Low accuracy of complex admixture graph inference from f -statistics

F -statistics are commonly used to assess hybridization, admixture or introgression between populations or deeper evolutionary lineages. Using simulations, we find that network complexity had a large impact on the accuracy to infer the network structure from f statistics. Networks recovered accurately had one reticulation, or had their reticulations in “large” cycles of at least 4 nodes in all subnetworks. But accuracy was extremely poor to infer complex networks, in which a reticulation is part of a small cycle of only 3 nodes in some subnetwork. Accuracy also decreased with increasing number of reticulations and the network level. For these networks, accuracy was low even from large data sets with low mutation rate, under a molecular clock, and retaining many top-scoring graphs.
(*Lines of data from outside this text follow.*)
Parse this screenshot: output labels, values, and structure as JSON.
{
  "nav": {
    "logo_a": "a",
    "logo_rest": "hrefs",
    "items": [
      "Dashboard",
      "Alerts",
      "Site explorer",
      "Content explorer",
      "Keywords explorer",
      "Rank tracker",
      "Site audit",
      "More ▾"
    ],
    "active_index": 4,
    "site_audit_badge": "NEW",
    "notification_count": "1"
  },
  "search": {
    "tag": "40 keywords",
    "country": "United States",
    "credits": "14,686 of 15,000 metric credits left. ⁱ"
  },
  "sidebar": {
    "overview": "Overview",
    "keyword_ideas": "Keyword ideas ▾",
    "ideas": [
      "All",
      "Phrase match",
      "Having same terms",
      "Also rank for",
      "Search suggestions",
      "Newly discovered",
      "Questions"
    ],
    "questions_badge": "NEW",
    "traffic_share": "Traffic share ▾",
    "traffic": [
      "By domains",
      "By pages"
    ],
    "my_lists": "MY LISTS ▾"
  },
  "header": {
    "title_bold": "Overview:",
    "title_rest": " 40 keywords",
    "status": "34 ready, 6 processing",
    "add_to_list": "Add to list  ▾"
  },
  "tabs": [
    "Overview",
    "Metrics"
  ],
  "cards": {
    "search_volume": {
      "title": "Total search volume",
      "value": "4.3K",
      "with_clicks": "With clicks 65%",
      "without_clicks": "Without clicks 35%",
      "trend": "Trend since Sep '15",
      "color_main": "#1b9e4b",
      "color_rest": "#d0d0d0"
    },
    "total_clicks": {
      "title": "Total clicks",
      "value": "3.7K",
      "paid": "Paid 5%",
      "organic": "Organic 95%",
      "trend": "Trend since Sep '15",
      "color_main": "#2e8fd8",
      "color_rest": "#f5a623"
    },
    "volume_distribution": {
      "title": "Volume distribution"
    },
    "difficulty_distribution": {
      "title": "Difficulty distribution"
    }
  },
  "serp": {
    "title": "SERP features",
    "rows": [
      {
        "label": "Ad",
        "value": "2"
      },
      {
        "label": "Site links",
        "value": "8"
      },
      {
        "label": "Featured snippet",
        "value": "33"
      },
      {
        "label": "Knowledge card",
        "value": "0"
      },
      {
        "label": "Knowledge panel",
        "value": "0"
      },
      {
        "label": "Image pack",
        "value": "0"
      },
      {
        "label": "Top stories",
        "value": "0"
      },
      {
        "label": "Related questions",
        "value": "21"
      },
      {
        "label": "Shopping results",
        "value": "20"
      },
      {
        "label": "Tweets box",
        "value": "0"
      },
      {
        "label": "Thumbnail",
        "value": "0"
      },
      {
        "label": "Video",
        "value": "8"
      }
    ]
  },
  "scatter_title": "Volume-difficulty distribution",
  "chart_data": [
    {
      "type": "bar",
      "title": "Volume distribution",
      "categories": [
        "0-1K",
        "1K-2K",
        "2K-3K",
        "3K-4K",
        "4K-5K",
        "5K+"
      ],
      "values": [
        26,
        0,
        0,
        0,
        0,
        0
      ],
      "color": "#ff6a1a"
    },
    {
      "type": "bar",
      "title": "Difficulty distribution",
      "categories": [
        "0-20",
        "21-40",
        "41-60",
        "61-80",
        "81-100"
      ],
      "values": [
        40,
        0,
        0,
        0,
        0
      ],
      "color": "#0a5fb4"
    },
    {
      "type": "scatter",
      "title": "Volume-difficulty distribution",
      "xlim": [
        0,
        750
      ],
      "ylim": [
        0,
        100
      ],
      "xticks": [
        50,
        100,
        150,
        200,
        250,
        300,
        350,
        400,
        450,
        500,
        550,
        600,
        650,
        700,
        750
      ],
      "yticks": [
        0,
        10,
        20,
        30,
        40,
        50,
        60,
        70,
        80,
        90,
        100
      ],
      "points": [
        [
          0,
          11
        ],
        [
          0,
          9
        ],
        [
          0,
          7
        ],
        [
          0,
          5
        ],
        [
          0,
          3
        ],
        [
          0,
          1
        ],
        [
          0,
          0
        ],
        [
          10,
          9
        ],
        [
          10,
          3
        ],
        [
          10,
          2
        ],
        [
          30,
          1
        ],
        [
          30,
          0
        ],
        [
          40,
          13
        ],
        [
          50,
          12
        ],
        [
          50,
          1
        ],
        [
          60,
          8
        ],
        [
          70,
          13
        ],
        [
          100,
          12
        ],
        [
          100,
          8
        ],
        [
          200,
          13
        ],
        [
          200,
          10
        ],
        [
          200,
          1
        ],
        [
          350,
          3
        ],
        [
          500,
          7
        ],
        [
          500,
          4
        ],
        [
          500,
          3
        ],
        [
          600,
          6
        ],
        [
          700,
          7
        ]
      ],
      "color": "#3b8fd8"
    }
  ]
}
Yet in all cases, the network’s major tree was recovered reliably. When the molecular clock was violated, the f ₄ -test tended to falsely detect the presence of reticulation in large data sets or under a high mutation rate. Rate variation also impacted network inference accuracy and increased the rate of falsely rejecting 1 reticulation as being adequate. We propose that identifiability, or lack thereof, is underlying the contrasting recoverability between simple and complex networks. Our findings suggest that the major tree is one feature that might be estimable from f -statistics. In practice, we recommend evaluating a large set of top-scoring networks inferred from f -statistics, and even so, using caution in assuming that the true network is part of this set. The extent of rate variation should be assessed in the system under study, especially at deeper time scales, or when using fast-evolving loci.